Re: [patch@35050] replace pathify_dirspec in VMS with new version

2008-12-07 Thread John E. Malmberg

Craig A. Berry wrote:


On Dec 7, 2008, at 12:46 PM, John E. Malmberg wrote:


Point taken,

Attached is vms/ext/filespec.t that changes those tests to be passing.


The documentation for VMS::Filespec::pathify says, the file type and 
version, if specified, must be .DIR;1. For compatibility with Unix 
usage, the type and version may also be omitted.  The tests have 
enforced this behavior since before 5.004.  You're proposing to change 
the behavior so that a file type that is not .DIR is no longer 
considered a file type at all and the dot would then be considered part 
of the filename rather than the start of the type field.  That could 
easily break existing code and doesn't seem to me like the way to go.


This is for UNIX format file specifications, which normally should not 
have a .dir on them when they are directories.


The new behavior is not inconsistent with the existing documentation, 
except that the old routine does not work for EFS characters.

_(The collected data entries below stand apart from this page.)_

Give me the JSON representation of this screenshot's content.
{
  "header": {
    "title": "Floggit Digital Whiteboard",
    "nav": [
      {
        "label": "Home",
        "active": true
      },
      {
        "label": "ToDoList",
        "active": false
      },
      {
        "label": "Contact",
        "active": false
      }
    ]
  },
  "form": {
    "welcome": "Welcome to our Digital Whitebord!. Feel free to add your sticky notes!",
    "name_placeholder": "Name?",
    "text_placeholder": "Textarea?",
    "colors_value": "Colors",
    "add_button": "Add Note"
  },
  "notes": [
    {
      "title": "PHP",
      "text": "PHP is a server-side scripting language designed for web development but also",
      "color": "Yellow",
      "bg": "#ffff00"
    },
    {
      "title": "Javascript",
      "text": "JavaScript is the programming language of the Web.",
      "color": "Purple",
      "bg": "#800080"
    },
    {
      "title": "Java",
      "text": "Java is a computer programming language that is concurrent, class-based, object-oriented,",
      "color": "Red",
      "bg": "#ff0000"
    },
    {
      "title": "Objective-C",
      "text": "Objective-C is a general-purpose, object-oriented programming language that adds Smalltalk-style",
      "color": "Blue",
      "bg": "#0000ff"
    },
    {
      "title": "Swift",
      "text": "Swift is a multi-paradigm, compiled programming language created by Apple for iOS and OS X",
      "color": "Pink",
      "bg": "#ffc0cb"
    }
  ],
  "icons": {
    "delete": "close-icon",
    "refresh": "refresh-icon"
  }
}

Now if the dot is escaped and is thus unambiguously just an actual dot 
rather than a directory or file type delimiter that's a different 
story.  We should support and test for those cases, something like:


__path_^.actualdot pathify __path_.actualdot/


The '^' escape character is only present on VMS format file 
specifications.  With out any directory delimiter characters present, 
pathify assumes that this is a UNIX directory.


With a Unix directory syntax if .DIR is not present, the behavior of 
pathify would normally to be just put a '/' on the specification. 
Removing the .dir is needed because it may be present.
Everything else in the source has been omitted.